A ex-ministra completou a exposição de exemplos de políticas que devem ser retomadas: “Também tivemos o decreto 8.136 que criou o Sistema Nacional de Promoção da Igualdade Racial, para atender ao Estatuto. Criamos a reunião de alteridade dos direitos dos afrodescendentes no âmbito do Mercosul. Para mulheres, tivemos o programa Mulheres Vivas sem Violência, que atendeu as casas das mulheres brasileiras, inclusive ribeirinhas, para combater a violência de gênero. Criamos o disque 180, os núcleos de atendimento às mulheres em situação de tráfico nas fronteiras”.
Para avançar
A pró-reitora de Pós-Graduação da Universidade Federal de Santa Catarina (UFSC), Joana Maria Pedro, reconheceu os instrumentos dos governos petistas e cobrou por avanços nos tempos vindouros. ” Em primeiro lugar, temos que pensar na descriminalização do aborto, feito pelo SUS, com assistência. Em segundo, educação sexual nas escolas de ensino fundamental e médio, para ensinar a previnir o abuso, o estupro, a gravidez e as DSTs. Discussões sobre sexualidade para previnir homofobia e transfobia. Isso é ciência. É ciência se dar conta de todos os seres humanos, que todos têm identidade e diferenças que não podem impedir a dignidade da existência”, disse.

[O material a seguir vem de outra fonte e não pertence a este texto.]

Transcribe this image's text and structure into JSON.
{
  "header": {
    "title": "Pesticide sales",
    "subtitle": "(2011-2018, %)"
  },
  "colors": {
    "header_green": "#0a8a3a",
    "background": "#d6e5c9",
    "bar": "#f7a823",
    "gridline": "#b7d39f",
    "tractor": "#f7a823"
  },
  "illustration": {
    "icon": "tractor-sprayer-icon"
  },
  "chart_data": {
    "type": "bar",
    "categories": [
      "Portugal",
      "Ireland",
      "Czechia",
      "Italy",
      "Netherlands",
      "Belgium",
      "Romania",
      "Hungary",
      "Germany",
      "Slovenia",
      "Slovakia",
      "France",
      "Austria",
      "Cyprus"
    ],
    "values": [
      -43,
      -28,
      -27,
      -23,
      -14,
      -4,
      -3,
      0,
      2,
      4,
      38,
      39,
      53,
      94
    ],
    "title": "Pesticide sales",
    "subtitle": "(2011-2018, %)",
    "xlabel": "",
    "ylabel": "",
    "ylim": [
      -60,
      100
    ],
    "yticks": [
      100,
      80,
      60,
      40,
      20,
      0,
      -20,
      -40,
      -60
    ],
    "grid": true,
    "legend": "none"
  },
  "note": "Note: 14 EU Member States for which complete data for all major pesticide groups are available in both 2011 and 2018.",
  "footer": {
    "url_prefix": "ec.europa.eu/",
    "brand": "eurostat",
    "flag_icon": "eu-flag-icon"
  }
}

Joana defendeu a educação como instrumento para combater desigualdades e abusos contra grupos vulneráveis. “Precisamos tornar as histórias das mulheres um tema tranversal na formação de professores e professoras; criar cursos de formação continuada sobre questões de gênero, sexualidade, antirracista, contra homofobia e transfobia. Temos que promover no SUS programas de saúde da mulher integral. Programas de prevenção de DST para homens e também vasectomia. Temos que pensar em creche para todas as crianças. Além disso, salário igual para igual trabalho e, por último, listas fechadas para eleições proporcionais, com alternância entre mulheres e homens nestas listas de partidos”.